Location: Salon 2
This is a roundtable in the Cyberlearning 2017 Roundtable session.
Cross-Community Interaction for Sustained Knowledge Building
Jianwei Zhang
Fostering cross-community interaction for sustained knowledge building is a new challenge and opportunity for cyber-enabled collaborative learning research. This project tests a multilevel emergence approach to cross-community interaction, which is mediated through boundary-crossing knowledge objects. A design-based study was conducted in a set of Grade 5/6 knowledge building communities. The classrooms studied human body systems with the support of Knowledge Forum over multiple months. As the students conducted focused inquiry and knowledge building discourse within their own community, they reviewed productive threads of ideas and posted syntheses in a cross-community space, as synthetic boundary objects. A set of idea thread syntheses from previous classrooms studying human body systems was also posted in the cross-community space as a resource. Qualitative analyses of classroom videos, online discourse, and interviews provide a rich description of how the students conceived, generated, and interacted around the synthetic boundary objects for knowledge building across communities. Insights gained from these analyses help us to refine the re-design of Idea Thread Mapper to support cross-community interaction as an expanded layer of knowledge building discourse.
Project: Homepage, NSF Award #1441479 – Connecting Idea Threads Across Communities for Sustained Knowledge Building
Cyber research and international collaborations
Eric Hamilton
Around 120 K-12 students and teachers have formed a network of sixteen digital makerspace clubs in the US, Namibia, Kenya, and Finland, with the expectation of club members producing digital media projects (initially videos) around STEM topics in collaboration with each other. Funded primarily by NSF’s Informal Science Education program, the effort includes a sizable research component and a focus on the nature of international and cross-cultural STEM collaboration among precollege students and their teachers.
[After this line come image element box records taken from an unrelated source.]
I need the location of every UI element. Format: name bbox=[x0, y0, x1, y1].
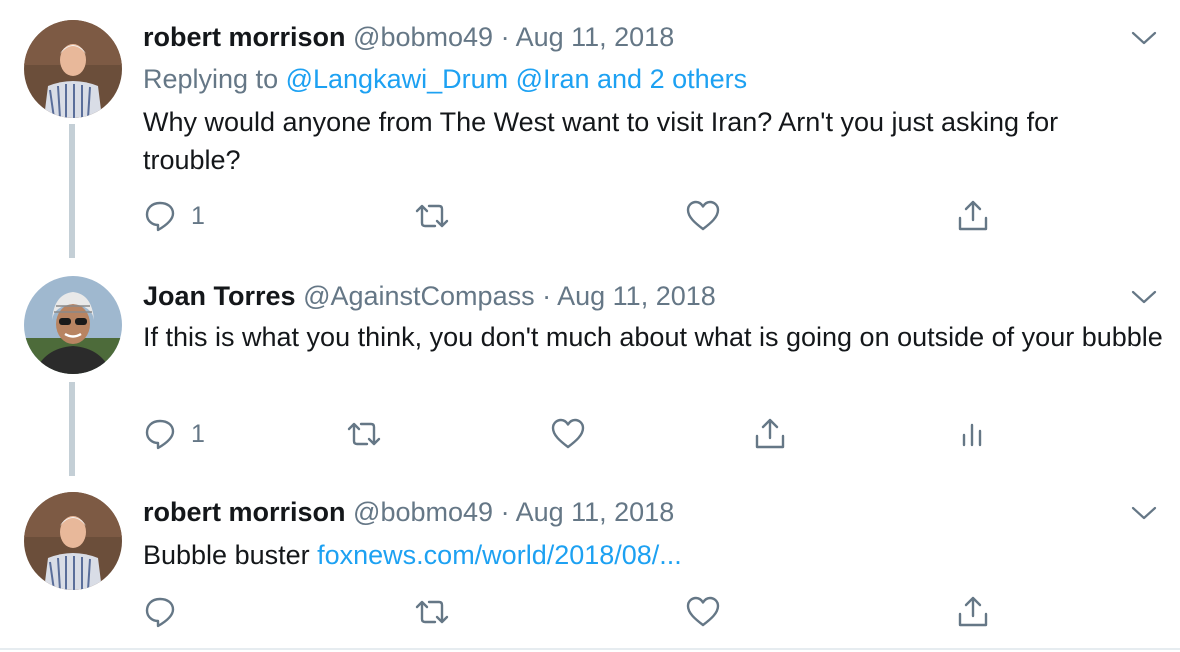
tweet-2[interactable]: Joan Torres @AgainstCompass · Aug 11, 20… bbox=[0, 260, 1180, 476]
replying-to-label: Replying to bbox=[143, 64, 286, 94]
reply-button[interactable]: 1 bbox=[143, 414, 205, 454]
retweet-button[interactable] bbox=[413, 196, 451, 236]
divider bbox=[0, 648, 1180, 650]
chevron-down-icon[interactable] bbox=[1130, 287, 1158, 307]
user-handle[interactable]: @AgainstCompass bbox=[303, 281, 535, 311]
display-name[interactable]: robert morrison bbox=[143, 22, 346, 52]
user-handle[interactable]: @bobmo49 bbox=[353, 497, 493, 527]
reply-button[interactable]: 1 bbox=[143, 196, 205, 236]
tweet-text: Why would anyone from The West want to v… bbox=[143, 107, 1059, 175]
reply-count: 1 bbox=[191, 201, 205, 230]
heart-icon bbox=[686, 200, 720, 231]
thread-line bbox=[69, 382, 75, 476]
replying-to-links[interactable]: @Langkawi_Drum @Iran and 2 others bbox=[286, 64, 748, 94]
share-icon bbox=[958, 200, 988, 231]
separator-dot: · bbox=[542, 281, 552, 311]
retweet-button[interactable] bbox=[345, 414, 383, 454]
retweet-icon bbox=[415, 600, 449, 624]
retweet-button[interactable] bbox=[413, 592, 451, 632]
retweet-icon bbox=[415, 204, 449, 228]
share-button[interactable] bbox=[955, 196, 991, 236]
like-button[interactable] bbox=[550, 414, 586, 454]
tweet-header: robert morrison @bobmo49 · Aug 11, 2018 bbox=[143, 20, 674, 54]
like-button[interactable] bbox=[685, 196, 721, 236]
tweet-text: If this is what you think, you don't muc… bbox=[143, 322, 1163, 352]
tweet-link[interactable]: foxnews.com/world/2018/08/... bbox=[317, 540, 682, 570]
share-icon bbox=[958, 596, 988, 627]
share-icon bbox=[755, 418, 785, 449]
thread-line bbox=[69, 124, 75, 258]
tweet-text-prefix: Bubble buster bbox=[143, 540, 318, 570]
heart-icon bbox=[686, 596, 720, 627]
chevron-down-icon[interactable] bbox=[1130, 28, 1158, 48]
avatar[interactable] bbox=[24, 20, 122, 118]
tweet-date[interactable]: Aug 11, 2018 bbox=[516, 22, 675, 52]
tweet-header: robert morrison @bobmo49 · Aug 11, 2018 bbox=[143, 495, 674, 529]
chevron-down-icon[interactable] bbox=[1130, 503, 1158, 523]
display-name[interactable]: Joan Torres bbox=[143, 281, 296, 311]
tweet-1[interactable]: robert morrison @bobmo49 · Aug 11, 2018 … bbox=[0, 0, 1180, 260]
reply-count: 1 bbox=[191, 419, 205, 448]
tweet-text: Bubble buster foxnews.com/world/2018/08/… bbox=[143, 536, 1163, 574]
separator-dot: · bbox=[500, 497, 510, 527]
retweet-icon bbox=[347, 422, 381, 446]
analytics-button[interactable] bbox=[960, 414, 988, 454]
replying-to: Replying to @Langkawi_Drum @Iran and 2 o… bbox=[143, 62, 747, 96]
reply-button[interactable] bbox=[143, 592, 177, 632]
tweet-date[interactable]: Aug 11, 2018 bbox=[557, 281, 716, 311]
like-button[interactable] bbox=[685, 592, 721, 632]
tweet-date[interactable]: Aug 11, 2018 bbox=[516, 497, 675, 527]
share-button[interactable] bbox=[752, 414, 788, 454]
separator-dot: · bbox=[500, 22, 510, 52]
share-button[interactable] bbox=[955, 592, 991, 632]
reply-icon bbox=[145, 201, 175, 232]
reply-icon bbox=[145, 419, 175, 450]
avatar[interactable] bbox=[24, 492, 122, 590]
tweet-3[interactable]: robert morrison @bobmo49 · Aug 11, 2018 … bbox=[0, 476, 1180, 648]
display-name[interactable]: robert morrison bbox=[143, 497, 346, 527]
reply-icon bbox=[145, 597, 175, 628]
heart-icon bbox=[551, 418, 585, 449]
avatar[interactable] bbox=[24, 276, 122, 374]
analytics-icon bbox=[962, 423, 982, 447]
tweet-header: Joan Torres @AgainstCompass · Aug 11, 20… bbox=[143, 279, 716, 313]
user-handle[interactable]: @bobmo49 bbox=[353, 22, 493, 52]
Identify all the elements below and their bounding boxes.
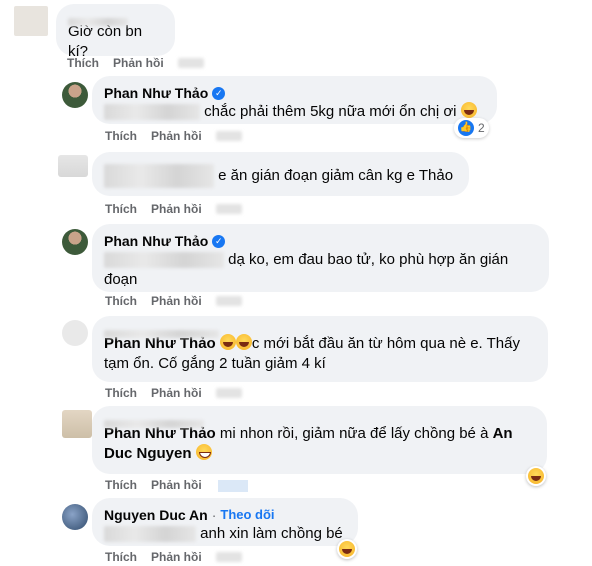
mention-tag[interactable]: An xyxy=(493,425,513,442)
haha-reaction-icon[interactable] xyxy=(337,539,357,559)
timestamp[interactable] xyxy=(215,296,242,306)
avatar[interactable] xyxy=(14,6,48,36)
comment-text: e ăn gián đoạn giảm cân kg e Thảo xyxy=(218,166,454,184)
timestamp[interactable] xyxy=(177,58,204,68)
comment-bubble: Giờ còn bn kí? xyxy=(56,4,175,60)
grinning-emoji-icon xyxy=(195,444,212,460)
comment-actions: Thích Phản hồi xyxy=(105,550,242,564)
like-button[interactable]: Thích xyxy=(105,129,137,143)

Project: Homepage, NSF Award #161284 – Research on an International Network for STEM Media Making and Student-led Participatory Teaching
Commercializing Educational Innovations for Dummies (READ: Faculty)
Perry Samson
We nurture and promote our innovations in education for the sake of contributing to the scholarship of cyberlearning. However, all good grants come to an end and the decision needs to be made whether and how to sustain the innovation post-NSF. This round table offers advice on how to vet your sustainability options, which include downsizing but maintaining enough to continue the research, cajoling your IT department to support it longer term as a campus resource, selling the technology to a commercial firm or creating a business entity to grow the innovation further. This round table is designed to invite conversation about the realities of all these options. Included will be a chance to learn about resources that may be helpful, especially if you have a curiosity about commercialization.